Lucy sursauta. Elle semblait tendue et elle répondit :
- «Bon matin, tu sembles avoir bien dormi… Tu n'as pas crié cette nuit» répondit la sorcière aux cheveux noirs. Cette réponse étonna Hermione.
- «Je… Je crie la nuit?» bégaya-t-elle.
- «Ça t'arrive presqu'à chaque nuit. Tu bouges beaucoup, tu marmonnes et parfois tu cries.»
- «Oh… Je ne savais pas. Je m'excuse. J'espère que ça ne t'empêche pas de dormir». Hermione espérait qu'elle n'avait rien révélé de compromettant pendant son sommeil.
- «T'inquiètes, j'ai eu des voisines plus bruyantes que toi. De la potion de sommeil-sans-rêve pourrait t'aider à mieux dormir» proposa Lucy.

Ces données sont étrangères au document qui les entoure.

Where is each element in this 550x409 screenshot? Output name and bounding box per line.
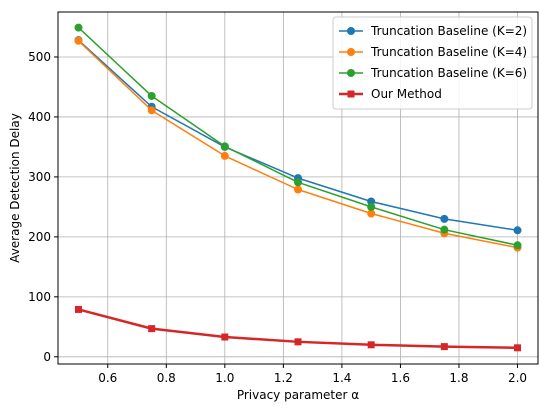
data-point (74, 305, 82, 313)
data-point (147, 91, 156, 100)
series-3 (74, 23, 522, 250)
x-tick-label: 0.8 (157, 371, 176, 385)
data-point (294, 178, 302, 187)
x-axis-ticks: 0.6 0.8 1.0 1.2 1.4 1.6 1.8 2.0 (98, 364, 527, 385)
plot-frame (57, 11, 539, 365)
x-tick-label: 1.0 (215, 371, 234, 385)
legend-item: Truncation Baseline (K=2) (339, 24, 527, 38)
legend: Truncation Baseline (K=2) Truncation Base… (332, 16, 533, 110)
series-layer (74, 23, 522, 352)
legend-marker (347, 69, 355, 77)
legend-label: Truncation Baseline (K=6) (370, 66, 527, 80)
data-point (367, 341, 375, 349)
legend-box (332, 16, 533, 110)
data-point (513, 226, 522, 235)
legend-label: Our Method (371, 87, 442, 101)
data-point (440, 225, 449, 234)
legend-item: Truncation Baseline (K=6) (339, 66, 527, 80)
y-tick-label: 500 (28, 50, 51, 64)
data-point (74, 36, 83, 45)
x-axis-label: Privacy parameter α (237, 388, 359, 402)
x-tick-label: 1.6 (391, 371, 410, 385)
legend-item: Our Method (339, 87, 442, 101)
x-tick-label: 1.2 (274, 371, 293, 385)
series-4 (74, 305, 522, 352)
y-tick-label: 0 (43, 350, 51, 364)
data-point (294, 338, 302, 346)
data-point (440, 343, 448, 351)
legend-label: Truncation Baseline (K=2) (370, 24, 527, 38)
y-axis-ticks: 0 100 200 300 400 500 (28, 50, 58, 364)
data-point (147, 106, 156, 115)
data-point (440, 214, 449, 223)
legend-marker (347, 27, 355, 35)
data-point (367, 202, 376, 211)
y-tick-label: 200 (28, 230, 51, 244)
data-point (367, 209, 376, 218)
legend-marker (347, 90, 355, 98)
legend-marker (347, 48, 355, 56)
legend-item: Truncation Baseline (K=4) (339, 45, 527, 59)
data-point (220, 142, 229, 151)
y-tick-label: 400 (28, 110, 51, 124)
data-point (148, 325, 156, 333)
y-tick-label: 100 (28, 290, 51, 304)
data-point (294, 185, 302, 194)
x-tick-label: 1.4 (332, 371, 351, 385)
data-point (74, 23, 83, 32)
y-axis-label: Average Detection Delay (8, 113, 22, 263)
data-point (514, 344, 522, 352)
x-tick-label: 2.0 (508, 371, 527, 385)
data-point (220, 151, 229, 160)
x-tick-label: 0.6 (98, 371, 117, 385)
y-tick-label: 300 (28, 170, 51, 184)
data-point (513, 241, 522, 250)
legend-label: Truncation Baseline (K=4) (370, 45, 527, 59)
data-point (221, 333, 229, 341)
x-tick-label: 1.8 (449, 371, 468, 385)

- «Ça m'a aidé lorsque j'en ai pris. Je fais souvent des cauchemars» bailla Hermione.
- «Bon, je pense que je te dois des explications…» La jeune femme se tut.
- «Tu n'es pas obligée de me dire quoi que ce soit» répondit Hermione.
- «Non, je dois t'expliquer quelque chose, mais tu dois me promettre de ne pas le raconter. Si tu parles, je te jure que je ferai apparaitre des horribles pustules sur tout ton corps. Compris?» menaça-t-elle.
- «Je te jure que je garderai le silence. Je ne veux pas de pustules et je ne veux pas te décevoir» répondit la jeune femme aux cheveux bruns en bataille.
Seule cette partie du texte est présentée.